Feedback for students described as female was warmer, more personal, and more emotionally framed, with words like “love,” “empathy,” and “wonderful.” Feedback for male students, by contrast, was more direct and task-focused, treating the writer as someone capable of handling critique.
For students described as unmotivated, models became cheerleaders, leaning on praise, exclamation points, and inclusive pronouns to soften requests to “try.” All the while, the feedback more often nudged students toward basic task completion rather than refining their arguments or pushing their thinking forward.
When students were described by race or ethnicity, models generated feedback that reflected stereotyped assumptions about identity.

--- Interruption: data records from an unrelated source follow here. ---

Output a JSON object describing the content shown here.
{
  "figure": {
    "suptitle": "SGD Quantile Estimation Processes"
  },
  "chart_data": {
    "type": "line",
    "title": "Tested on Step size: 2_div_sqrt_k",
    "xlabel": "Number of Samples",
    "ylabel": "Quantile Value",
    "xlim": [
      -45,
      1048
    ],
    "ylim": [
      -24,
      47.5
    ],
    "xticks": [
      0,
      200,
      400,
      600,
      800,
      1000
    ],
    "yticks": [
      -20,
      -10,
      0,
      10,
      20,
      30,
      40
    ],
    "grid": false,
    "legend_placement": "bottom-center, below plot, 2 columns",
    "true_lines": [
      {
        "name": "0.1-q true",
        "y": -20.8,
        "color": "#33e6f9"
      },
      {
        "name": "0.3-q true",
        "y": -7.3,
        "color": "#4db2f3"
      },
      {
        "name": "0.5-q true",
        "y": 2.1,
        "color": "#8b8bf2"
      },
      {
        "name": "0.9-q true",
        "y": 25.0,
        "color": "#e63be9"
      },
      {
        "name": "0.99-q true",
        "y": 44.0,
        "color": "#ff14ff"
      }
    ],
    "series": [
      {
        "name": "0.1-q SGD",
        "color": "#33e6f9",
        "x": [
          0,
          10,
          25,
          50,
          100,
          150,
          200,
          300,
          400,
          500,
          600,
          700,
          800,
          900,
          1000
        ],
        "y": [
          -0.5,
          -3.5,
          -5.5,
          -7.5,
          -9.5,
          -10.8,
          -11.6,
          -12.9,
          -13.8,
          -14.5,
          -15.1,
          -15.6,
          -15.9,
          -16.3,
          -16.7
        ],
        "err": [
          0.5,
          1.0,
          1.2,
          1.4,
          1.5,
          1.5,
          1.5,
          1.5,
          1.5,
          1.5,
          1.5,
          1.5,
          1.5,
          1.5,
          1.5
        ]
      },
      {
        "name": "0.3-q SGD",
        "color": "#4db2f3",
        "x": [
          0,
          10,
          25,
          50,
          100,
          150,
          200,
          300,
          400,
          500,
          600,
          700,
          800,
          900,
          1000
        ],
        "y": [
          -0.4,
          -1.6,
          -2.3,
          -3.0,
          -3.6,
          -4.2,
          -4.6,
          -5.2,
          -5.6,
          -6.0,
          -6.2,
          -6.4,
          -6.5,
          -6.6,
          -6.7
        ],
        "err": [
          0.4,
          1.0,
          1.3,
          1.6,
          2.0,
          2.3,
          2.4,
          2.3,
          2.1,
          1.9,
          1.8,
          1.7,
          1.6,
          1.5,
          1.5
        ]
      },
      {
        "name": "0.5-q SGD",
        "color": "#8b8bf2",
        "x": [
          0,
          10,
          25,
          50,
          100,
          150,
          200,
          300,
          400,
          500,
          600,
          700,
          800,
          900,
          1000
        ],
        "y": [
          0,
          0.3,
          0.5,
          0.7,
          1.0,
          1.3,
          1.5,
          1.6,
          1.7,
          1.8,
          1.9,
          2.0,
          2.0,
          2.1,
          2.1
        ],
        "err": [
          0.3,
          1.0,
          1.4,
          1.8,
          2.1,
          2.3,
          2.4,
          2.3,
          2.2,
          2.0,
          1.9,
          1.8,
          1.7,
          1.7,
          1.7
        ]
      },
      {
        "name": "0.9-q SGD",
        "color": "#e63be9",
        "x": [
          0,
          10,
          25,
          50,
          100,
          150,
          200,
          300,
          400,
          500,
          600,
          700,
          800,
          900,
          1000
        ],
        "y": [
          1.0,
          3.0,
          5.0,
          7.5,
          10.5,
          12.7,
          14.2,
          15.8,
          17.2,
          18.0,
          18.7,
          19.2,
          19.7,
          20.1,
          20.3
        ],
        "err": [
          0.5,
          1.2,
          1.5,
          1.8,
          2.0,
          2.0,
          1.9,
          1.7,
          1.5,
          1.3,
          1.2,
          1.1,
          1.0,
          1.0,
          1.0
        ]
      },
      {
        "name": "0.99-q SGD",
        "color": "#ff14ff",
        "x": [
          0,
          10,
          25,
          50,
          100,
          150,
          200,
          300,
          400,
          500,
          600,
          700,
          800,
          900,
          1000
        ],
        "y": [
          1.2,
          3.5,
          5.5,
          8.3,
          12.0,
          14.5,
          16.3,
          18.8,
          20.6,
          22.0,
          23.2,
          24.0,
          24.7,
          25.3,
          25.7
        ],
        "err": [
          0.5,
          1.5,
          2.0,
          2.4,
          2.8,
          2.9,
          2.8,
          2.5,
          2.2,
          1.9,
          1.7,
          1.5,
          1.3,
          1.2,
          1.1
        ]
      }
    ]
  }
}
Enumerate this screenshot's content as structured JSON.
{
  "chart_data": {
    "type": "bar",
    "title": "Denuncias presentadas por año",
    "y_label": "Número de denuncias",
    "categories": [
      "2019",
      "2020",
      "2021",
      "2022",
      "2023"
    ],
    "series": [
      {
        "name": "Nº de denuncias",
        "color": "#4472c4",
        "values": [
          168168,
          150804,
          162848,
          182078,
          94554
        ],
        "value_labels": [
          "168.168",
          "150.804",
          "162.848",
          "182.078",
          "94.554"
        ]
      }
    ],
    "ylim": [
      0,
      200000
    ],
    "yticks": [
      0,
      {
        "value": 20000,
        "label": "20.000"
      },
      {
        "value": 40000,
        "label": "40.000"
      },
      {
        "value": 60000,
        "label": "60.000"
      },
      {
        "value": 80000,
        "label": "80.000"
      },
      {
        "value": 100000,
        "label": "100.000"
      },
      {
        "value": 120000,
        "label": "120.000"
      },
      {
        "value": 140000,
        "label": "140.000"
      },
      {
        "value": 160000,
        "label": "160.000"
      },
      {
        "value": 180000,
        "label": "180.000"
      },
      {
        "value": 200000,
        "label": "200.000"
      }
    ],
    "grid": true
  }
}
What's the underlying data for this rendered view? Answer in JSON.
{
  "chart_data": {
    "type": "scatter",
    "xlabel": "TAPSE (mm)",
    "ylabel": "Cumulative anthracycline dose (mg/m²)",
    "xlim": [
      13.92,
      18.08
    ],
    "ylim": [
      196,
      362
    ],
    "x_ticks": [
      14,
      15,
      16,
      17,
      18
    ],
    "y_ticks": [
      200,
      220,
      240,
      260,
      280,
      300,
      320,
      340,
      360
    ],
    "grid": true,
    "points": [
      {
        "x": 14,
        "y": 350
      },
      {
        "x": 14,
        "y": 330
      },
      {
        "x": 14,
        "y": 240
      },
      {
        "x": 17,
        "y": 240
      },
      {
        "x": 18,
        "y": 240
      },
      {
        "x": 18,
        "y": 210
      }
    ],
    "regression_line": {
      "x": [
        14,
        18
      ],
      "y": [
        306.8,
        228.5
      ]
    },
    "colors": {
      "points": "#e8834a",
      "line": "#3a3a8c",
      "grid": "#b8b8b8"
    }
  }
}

Why These Embedded Stereotypes Matter
Good teaching often requires responsiveness to students’ identities, histories, and needs. A teacher who knows a student well might reasonably choose to lead with encouragement, or to focus on language mechanics, or to speak to a student’s cultural background. But a teacher exercises that discretion and professional judgement case by case, drawing on genuine knowledge of the individual. The Marked Pedagogies we find in LLMs are systematic and consistent. LLMs apply these patterns wholesale, across every student who shares a label, with effects that can outweigh the actual quality of their writing.
These findings carry a lesson for how we work with models more broadly. When we deploy LLMs, we typically prompt them to complete a task and produce an artifact. The orientations, values, and beliefs underlying that artifact are left unspecified. The model fills that gap on its own terms, and pedagogy becomes an afterthought. But defining how a model ought to respond to students (and to what end) is as important as defining the next task it can automate. As AI becomes more embedded in writing instruction, developers and educators need stronger ways of evaluating not just whether feedback is personalized, but how it is personalized.
Language models can tailor their responses to students’ personal attributes, but are the pedagogical values driving those results the ones we are willing to accept?